Two days ago we reported that the County will soon vote on whether to issue $188 million in certificates of obligation without voter approval and place a $294 million general obligation bond on the ballot in November, more than tripling the County’s debt servicing obligations and raising our property tax by more than three cents per $100 of valuation.

The County will also vote on whether to place a $396.6 million general obligation bond on the ballot in support of University Medical Center. On July 9, the UMC Board of Managers voted unanimously to request that the County place the bond on the ballot, with CFO Michael Nuñez affirming that it would increase our property tax by approximately four cents per $100 of valuation.

Of course, UMC recently tried to ram through a $346 million certificate of obligation but was stopped cold in September 2022 by a successful petition drive by the Libre Initiative that gathered more than 35,000 signatures in opposition.

Between the County and UMC debt issuances, our property tax would increase an average of about 7 cents over the life of the bonds, translating into $140 per year for a home assessed at $200,000.

Furthermore, the County and UMC would be on the hook for more than $1.6 BILLION in principle and interest, amortized over the next quarter-century.
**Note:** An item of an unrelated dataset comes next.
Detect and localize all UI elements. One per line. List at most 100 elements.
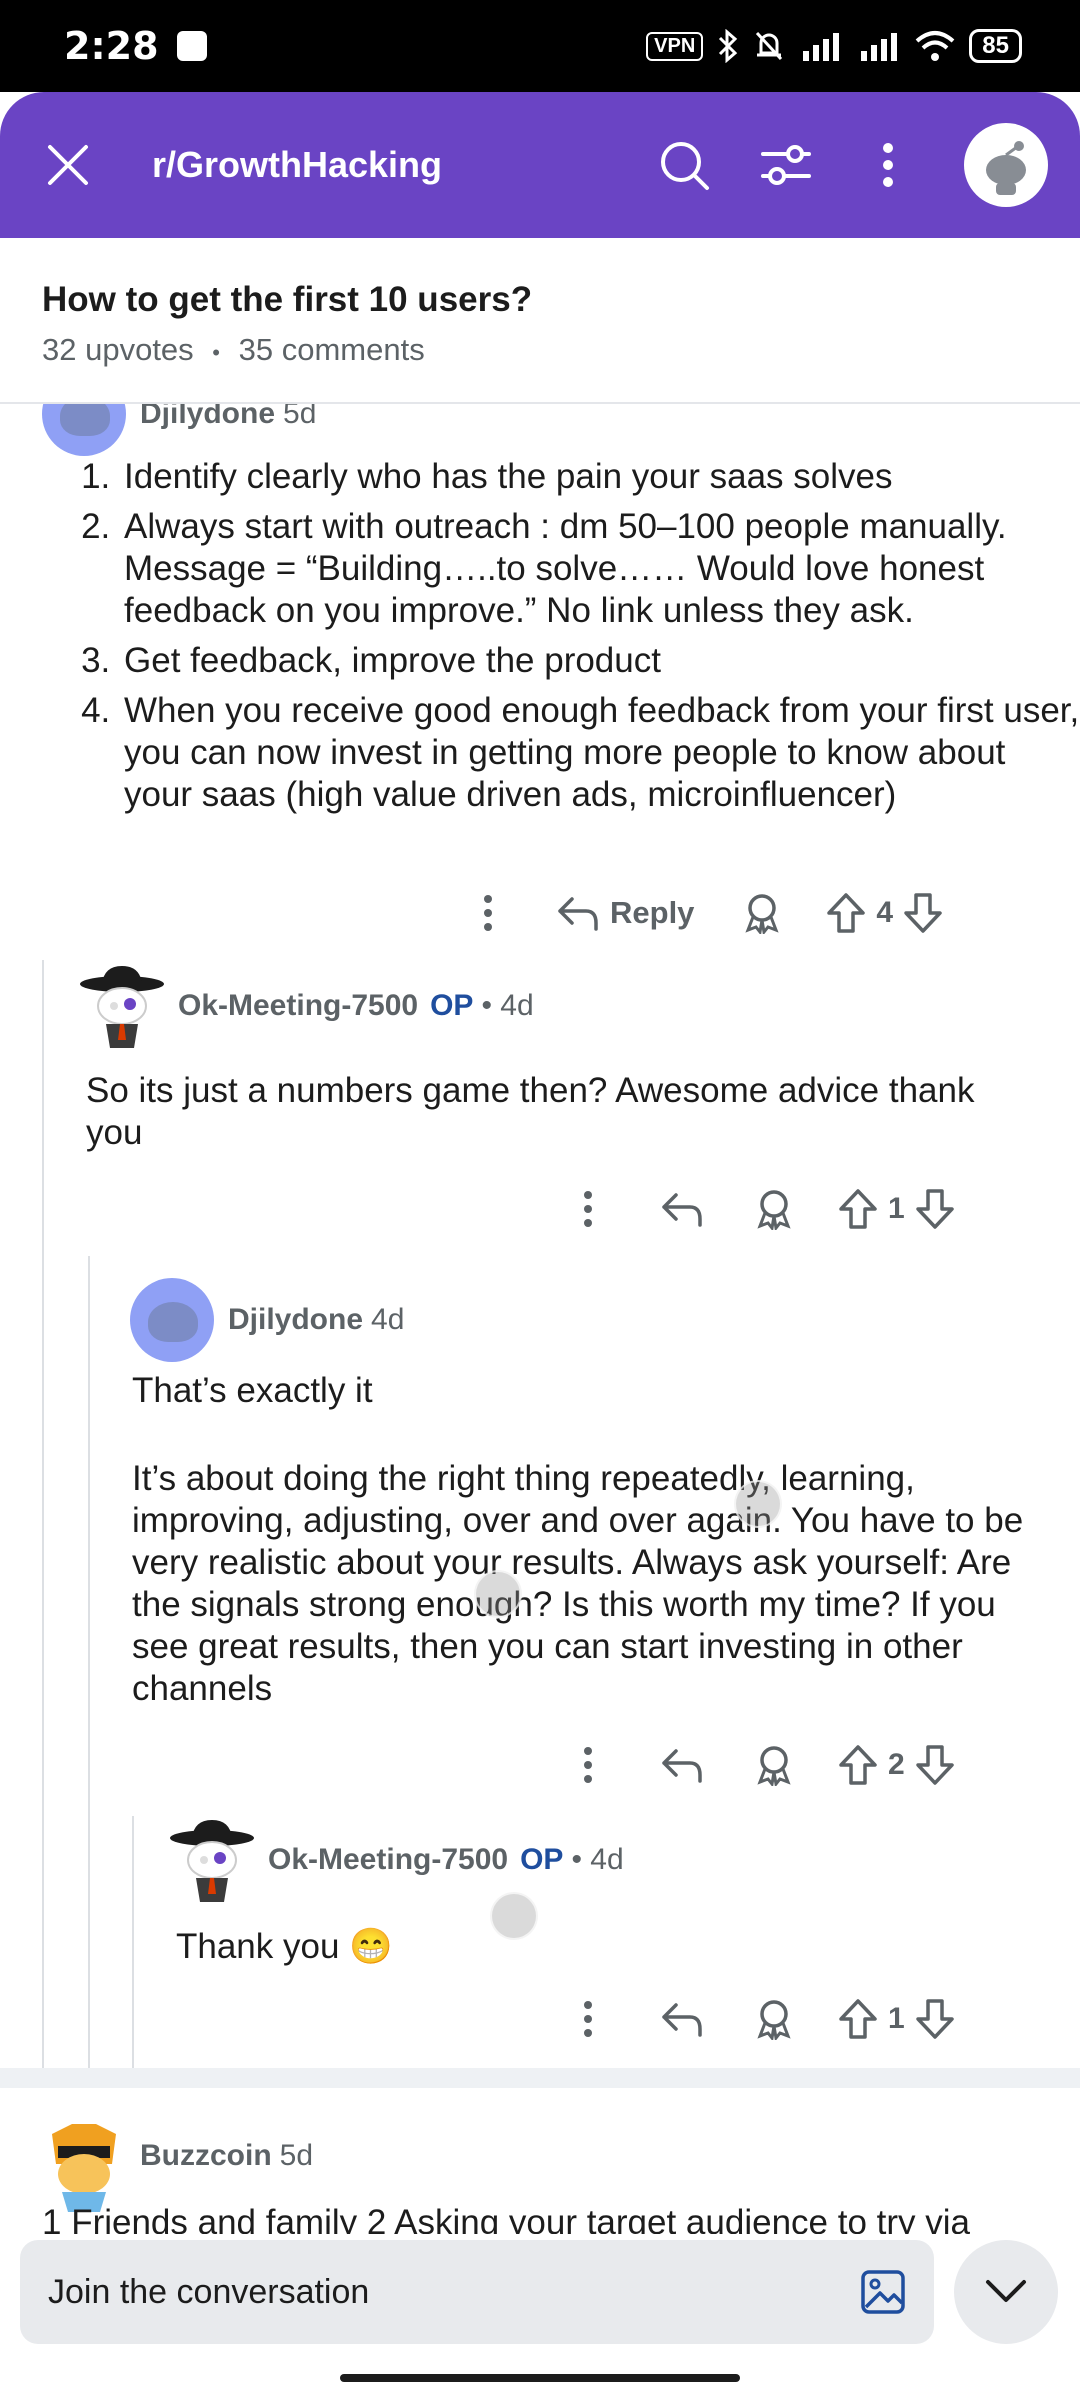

While our City focuses on restraining spending and preventing a tax increase, the County Commissioners Court (with the exception of Commissioner Holguin) is on a spending binge for the record books and has no problem with taxing El Pasoans out of their homes and chasing businesses out of our region.

We have every expectation that they will support these debt issuances without even blinking.

Of course, they won’t struggle financially like most of the rest of us since they voted themselves three double-digit pay increases since 2016 and are now paid executive salaries.